Mine de rien, Tony Blair, l’un des leaders les plus influents autant en Europe que dans le monde reste toujours aussi percutant et influent depuis son élection à la tête du parti travailliste de Grande Bretagne il y’a un peu moins de 10 ans. En arrivant au pouvoir, il a tout de suite changé les mentalités et repositionné son parti ancré dans les profondeurs et abysses en parti de gauche conquérant et gagnant. Il a ensuite battu John Major, l’héritier politique de la dame de fer et depuis il règne en maître incontestable sur les destins de la grande Angleterre depuis le 10 Downing Street. Quelques uns ont bien essayé de lui arracher cette place de choix sans jamais pouvoir l’atteindre, ne serait qu’au talon. La guerre en Irak de 2003 a bien sur jeté un peu d’eau dans son moulin mais la ténacité de l’homme, son aura ainsi que sa faculté à devenir encore plus fort dans la tourmente lui ont permis de gagner un troisième et dernier mandat à la tête du pays.

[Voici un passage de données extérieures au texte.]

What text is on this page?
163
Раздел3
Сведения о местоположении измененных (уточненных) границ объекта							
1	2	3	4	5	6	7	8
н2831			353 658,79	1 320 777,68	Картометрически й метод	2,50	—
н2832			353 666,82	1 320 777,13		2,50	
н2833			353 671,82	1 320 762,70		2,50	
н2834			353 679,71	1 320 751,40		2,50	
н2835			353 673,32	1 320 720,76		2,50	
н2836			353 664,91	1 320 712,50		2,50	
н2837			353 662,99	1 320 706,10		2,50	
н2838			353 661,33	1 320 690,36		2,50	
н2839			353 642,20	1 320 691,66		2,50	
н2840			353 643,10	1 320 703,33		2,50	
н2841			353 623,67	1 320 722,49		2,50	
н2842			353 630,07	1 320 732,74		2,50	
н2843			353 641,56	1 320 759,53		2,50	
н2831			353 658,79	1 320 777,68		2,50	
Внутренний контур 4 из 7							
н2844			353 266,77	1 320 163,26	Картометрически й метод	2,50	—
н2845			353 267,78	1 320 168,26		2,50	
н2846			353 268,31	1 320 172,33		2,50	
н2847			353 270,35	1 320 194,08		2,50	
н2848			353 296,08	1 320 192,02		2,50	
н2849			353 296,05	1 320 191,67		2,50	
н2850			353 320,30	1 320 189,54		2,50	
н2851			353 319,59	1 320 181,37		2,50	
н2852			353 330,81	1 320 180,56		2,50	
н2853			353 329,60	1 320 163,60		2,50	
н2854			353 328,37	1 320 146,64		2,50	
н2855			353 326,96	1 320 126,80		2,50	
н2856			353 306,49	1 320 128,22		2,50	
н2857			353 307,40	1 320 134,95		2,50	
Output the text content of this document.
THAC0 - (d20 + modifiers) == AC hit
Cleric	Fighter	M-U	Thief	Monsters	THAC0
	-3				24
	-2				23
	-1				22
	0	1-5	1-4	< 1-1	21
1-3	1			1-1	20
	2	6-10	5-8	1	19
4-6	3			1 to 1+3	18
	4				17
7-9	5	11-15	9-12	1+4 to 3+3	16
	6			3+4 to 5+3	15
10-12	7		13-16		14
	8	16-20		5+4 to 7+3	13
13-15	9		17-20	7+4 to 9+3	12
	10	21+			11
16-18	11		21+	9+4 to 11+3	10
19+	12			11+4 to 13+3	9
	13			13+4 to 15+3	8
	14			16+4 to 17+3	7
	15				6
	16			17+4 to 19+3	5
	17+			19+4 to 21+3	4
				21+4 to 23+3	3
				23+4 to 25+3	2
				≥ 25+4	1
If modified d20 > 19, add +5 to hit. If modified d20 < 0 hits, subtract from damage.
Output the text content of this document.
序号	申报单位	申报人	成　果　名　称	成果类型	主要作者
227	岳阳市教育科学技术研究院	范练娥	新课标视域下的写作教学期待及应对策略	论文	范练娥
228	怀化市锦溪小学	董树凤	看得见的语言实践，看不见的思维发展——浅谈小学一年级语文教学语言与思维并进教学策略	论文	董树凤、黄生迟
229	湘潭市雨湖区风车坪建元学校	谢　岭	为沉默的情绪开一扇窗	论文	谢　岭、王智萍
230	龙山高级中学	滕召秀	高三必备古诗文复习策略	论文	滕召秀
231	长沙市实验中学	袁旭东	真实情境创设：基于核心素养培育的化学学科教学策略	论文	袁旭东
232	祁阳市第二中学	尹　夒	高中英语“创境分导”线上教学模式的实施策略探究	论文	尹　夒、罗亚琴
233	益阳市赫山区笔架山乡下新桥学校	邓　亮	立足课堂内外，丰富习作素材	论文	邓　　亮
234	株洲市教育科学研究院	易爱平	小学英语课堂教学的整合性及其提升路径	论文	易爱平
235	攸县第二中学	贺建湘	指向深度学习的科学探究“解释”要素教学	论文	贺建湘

Le dernier samouraï sur qui l’on s’était rabattu du côté des conservateurs pour éventuellement battre Blair ainsi que son successeur légitime (le chancelier de l’échiquier Gordon Brown) n’a même pas eu le temps de pouvoir se frotte à eux. Pas plutard que hier en effet, le chef des tories Charles Kennedy a du démissionné de la tête du parti ayant « omis » de souligné à tout le monde et surtout aux députés de son parti son passé (bien qu’assez récent) d’alcoolique (pas encore anonyme biensur). Comme d’habitude il a d’abord réfuté les accusations du toujours très satirique quotidien The Sun, mais a fini par céder à la pression, 25 de ses députés menaçant de démissionner. Tout le monde avait pourtant vu en lui le sauveur assuré des conservateurs et certains l’avaient déjà surnommé le Tony Blair tories. Il est vrai qu’avec un nom comme le sien, il ne pouvait aspirer qu’à une gloire légendaire et certaine. Malheureusement comme le passé la démontrée, la gloire qu’engendre ce nom peut parfois entraîner à la pire des catastrophes.